Erst nach dem Abpfiff entfaltete das Desaster seine volle Pracht, als Schmolik eine kurios anmutende Schräglage einnahm, ins Torkeln geriet und sich nur sehr widerwillig vom Platz führen ließ. Eine Blutprobe nach dem Match ergab dann den Wert von 2,6 Promille. Das Weblog Trainer Baade hat ausgerechnet, dass man dafür eine Flasche Wodka binnen einer Stunde konsumieren muss. Schmolik erklärte seine schiefe Haltung mit einem alten Rückenleiden und behauptete, sich erst nach dem Spiel betäubt zu haben. Weißrusslands „Schiedsrichter des Jahres 2005“ muss sich nun vor dem Schiedsrichter-Ausschuss verantworten.

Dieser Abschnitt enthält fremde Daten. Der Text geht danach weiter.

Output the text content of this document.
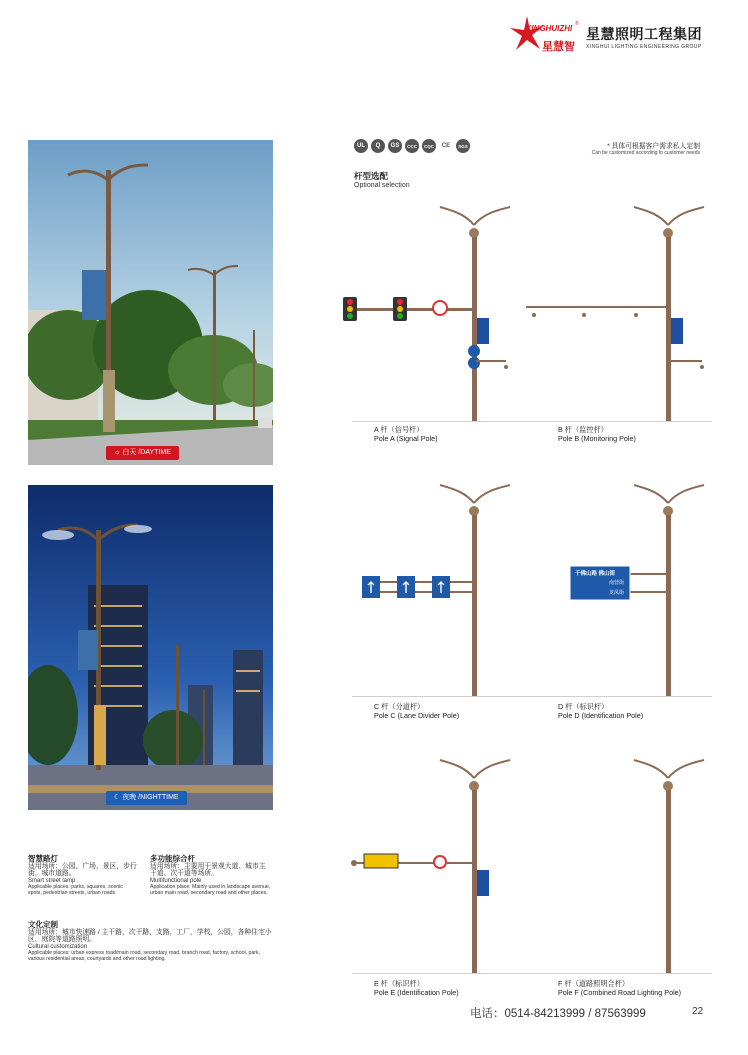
XINGHUIZHI ®
星慧智
星慧照明工程集团
XINGHUI LIGHTING ENGINEERING GROUP
☼ 白天 /DAYTIME
☾ 夜晚 /NIGHTTIME
智慧路灯
适用场所：公园，广场，景区，步行街，城市道路。
Smart street lamp
Applicable places: parks, squares, scenic spots, pedestrian streets, urban roads.
多功能综合杆
适用场所：主要用于景观大道、城市主干道、次干道等场所。
Multifunctional pole
Application place: Mainly used in landscape avenue, urban main road, secondary road and other places.
文化定制
适用场所：城市快速路 / 主干路，次干路，支路，工厂，学校，公园，各种住宅小区，庭院等道路照明。
Cultural customization
Applicable places: urban express road/main road, secondary road, branch road, factory, school, park, various residential areas, courtyards and other road lighting.
UL	Q	GS	CCC	CQC	CE	SGS	* 具体可根据客户需求私人定制
Can be customized according to customer needs
杆型选配
Optional selection
A 杆（信号杆）
Pole A (Signal Pole)
B 杆（监控杆）
Pole B (Monitoring Pole)
C 杆（分道杆）
Pole C (Lane Divider Pole)
千佛山路 佛山街
南营街
龙凤街
D 杆（标识杆）
Pole D (Identification Pole)
E 杆（标识杆）
Pole E (Identification Pole)
F 杆（道路照明合杆）
Pole F (Combined Road Lighting Pole)
电话：0514-84213999 / 87563999	22
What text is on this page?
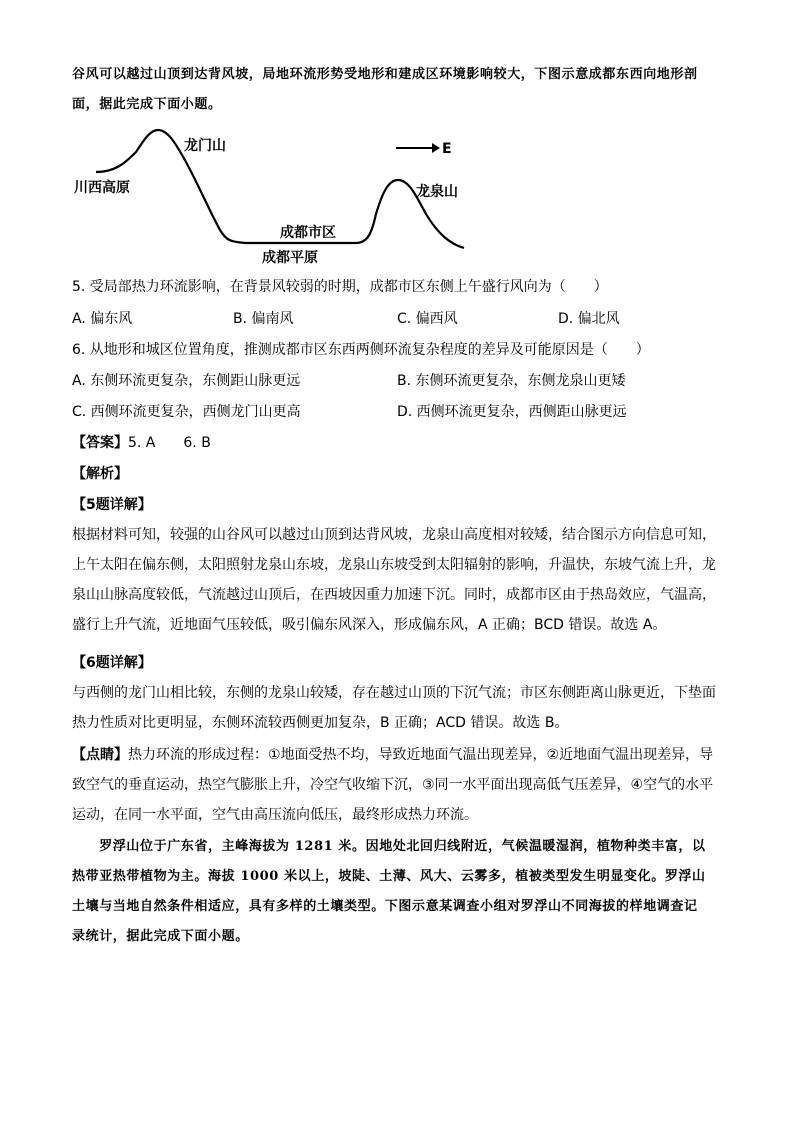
谷风可以越过山顶到达背风坡，局地环流形势受地形和建成区环境影响较大，下图示意成都东西向地形剖
面，据此完成下面小题。
龙门山
川西高原
E
龙泉山
成都市区
成都平原
5. 受局部热力环流影响，在背景风较弱的时期，成都市区东侧上午盛行风向为（　　）
A. 偏东风	B. 偏南风	C. 偏西风	D. 偏北风
6. 从地形和城区位置角度，推测成都市区东西两侧环流复杂程度的差异及可能原因是（　　）
A. 东侧环流更复杂，东侧距山脉更远	B. 东侧环流更复杂，东侧龙泉山更矮
C. 西侧环流更复杂，西侧龙门山更高	D. 西侧环流更复杂，西侧距山脉更远
【答案】5. A　　6. B
【解析】
【5题详解】
根据材料可知，较强的山谷风可以越过山顶到达背风坡，龙泉山高度相对较矮，结合图示方向信息可知，
上午太阳在偏东侧，太阳照射龙泉山东坡，龙泉山东坡受到太阳辐射的影响，升温快，东坡气流上升，龙
泉山山脉高度较低，气流越过山顶后，在西坡因重力加速下沉。同时，成都市区由于热岛效应，气温高，
盛行上升气流，近地面气压较低，吸引偏东风深入，形成偏东风，A 正确；BCD 错误。故选 A。
【6题详解】
与西侧的龙门山相比较，东侧的龙泉山较矮，存在越过山顶的下沉气流；市区东侧距离山脉更近，下垫面
热力性质对比更明显，东侧环流较西侧更加复杂，B 正确；ACD 错误。故选 B。
【点睛】热力环流的形成过程：①地面受热不均，导致近地面气温出现差异，②近地面气温出现差异，导
致空气的垂直运动，热空气膨胀上升，冷空气收缩下沉，③同一水平面出现高低气压差异，④空气的水平
运动，在同一水平面，空气由高压流向低压，最终形成热力环流。
　　罗浮山位于广东省，主峰海拔为 1281 米。因地处北回归线附近，气候温暖湿润，植物种类丰富，以
热带亚热带植物为主。海拔 1000 米以上，坡陡、土薄、风大、云雾多，植被类型发生明显变化。罗浮山
土壤与当地自然条件相适应，具有多样的土壤类型。下图示意某调查小组对罗浮山不同海拔的样地调查记
录统计，据此完成下面小题。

Die Szenen wecken hierzulande Erinnerungen an das Bundesligaspiel zwischen Werder Bremen und Hannover 96 vom 8. November 1975. Damals beendete Schiedsrichter Wolf-Dieter Ahlenfelder aus Oberhausen die erste Halbzeit bereits nach 32 Minuten und wurde deshalb verdächtigt, angetrunken gewesen zu sein. Entsprechende Nachfragen konterte er in der ihm eigenen Diktion: „Ein Bier und ein Malteser zum Mittagessen, das wird doch wohl erlaubt sein!“ und „Wir sind Männer und trinken keine Fanta!“. In einem lesenswerten Interview mit der Hessischen/Niedersächsischen Allgemeinen erinnert sich Ahlenfelder nun an jenen Tag, an dem ihn „irgendwie die Lust geritten“ habe:
Das war mein drittes Bundesligaspiel. Die beiden ersten waren Granaten. Und beim dritten Spiel habe ich mir wohl gedacht, typisch Rheinländer: Was kostet die Welt? Und dann habe ich die Nudel da durchgepfiffen. […] Damals spielte der Höttges noch in Bremen. Er sagte zu mir: Schiri, das kann nicht sein. Ich fragte: Warum kann das nicht sein? Und er sagte: Mein Trikot ist noch nicht nass. Dann hat mein Linienrichter mit seinem Zeigefinger an seine Stirn gefasst und dann auf die Uhr getippt. Er wollte mir signalisieren: Du spinnst wohl. Ich habe gesagt: Her mit dem Knicker – und habe Schiedsrichterball gegeben. […] Die Bild-Zeitung hat gefragt, was ich getrunken hätte, und ich antwortete: Eine Kiste Bier und eine Flasche Asbach. Da war der Bock natürlich fett, auch wenn einige gemerkt haben, dass ich scherze.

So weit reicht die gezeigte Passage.